A notícia afirma que 50,3% dos homicídios de mulheres registrados no Brasil foram cometidos por familiares da vítima e que 33,2% foram praticados por parceiros ou ex-parceiros. O texto busca demonstrar a relevância da violência doméstica e familiar entre os casos de homicídio feminino.
A reportagem utiliza dados do estudo Mapa da Violência 2015: Homicídio de Mulheres, elaborado a partir de registros oficiais de mortalidade no Brasil. Segundo o estudo, dos 4.762 homicídios de mulheres registrados em 2013, 50,3% foram cometidos por familiares e 33,2% por parceiros ou ex-parceiros.

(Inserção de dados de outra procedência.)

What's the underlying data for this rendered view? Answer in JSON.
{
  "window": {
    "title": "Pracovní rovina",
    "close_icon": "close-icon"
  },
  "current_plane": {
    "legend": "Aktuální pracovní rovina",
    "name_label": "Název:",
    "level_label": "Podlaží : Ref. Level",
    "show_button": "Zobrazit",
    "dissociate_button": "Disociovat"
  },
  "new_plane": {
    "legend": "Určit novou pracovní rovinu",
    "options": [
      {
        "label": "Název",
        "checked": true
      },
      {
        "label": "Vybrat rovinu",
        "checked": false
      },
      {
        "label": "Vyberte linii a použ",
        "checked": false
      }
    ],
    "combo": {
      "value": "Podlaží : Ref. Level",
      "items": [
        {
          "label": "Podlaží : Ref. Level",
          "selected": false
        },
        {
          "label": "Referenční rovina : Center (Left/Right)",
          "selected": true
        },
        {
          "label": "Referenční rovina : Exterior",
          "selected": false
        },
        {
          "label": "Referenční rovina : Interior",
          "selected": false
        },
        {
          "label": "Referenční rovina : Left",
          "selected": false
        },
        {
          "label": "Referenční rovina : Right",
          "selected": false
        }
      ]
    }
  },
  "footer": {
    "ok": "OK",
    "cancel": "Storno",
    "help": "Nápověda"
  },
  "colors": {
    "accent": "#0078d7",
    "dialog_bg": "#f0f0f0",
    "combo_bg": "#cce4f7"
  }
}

Quem está dizendo isso? A informação foi divulgada pelo G1 com base no estudo Mapa da Violência 2015, elaborado pelo pesquisador Julio Jacobo Waiselfisz. Como ele sabe disso? Os dados foram obtidos a partir de registros oficiais de mortalidade e estatísticas públicas analisadas pelo estudo. O que está faltando? O gráfico da notícia destaca os percentuais de homicídios cometidos por familiares e parceiros, mas não apresenta outros tipos de autores dos crimes de forma igualmente destacada. Isso pode levar o leitor a concentrar sua atenção apenas em uma parte dos dados. Alguém está tentando me enganar? Não exatamente. Entretanto, a forma de apresentação do gráfico pode influenciar a interpretação do leitor. O problema não está nos números, mas na maneira como eles são apresentados visualmente. A explicação faz sentido? Sim. Os dados são compatíveis com o estudo citado e ajudam a evidenciar a relevância da violência doméstica nos homicídios femininos. No entanto, é importante analisar o contexto completo dos dados para evitar interpretações erradas.
O estudo mostra que 50,3% dos homicídios de mulheres registrados em 2013 foram cometidos por familiares e 33,2% por parceiros ou ex-parceiros. Embora esses dados indiquem a importância da violência doméstica, a análise completa deve considerar também outros contextos e autores dos homicídios femininos.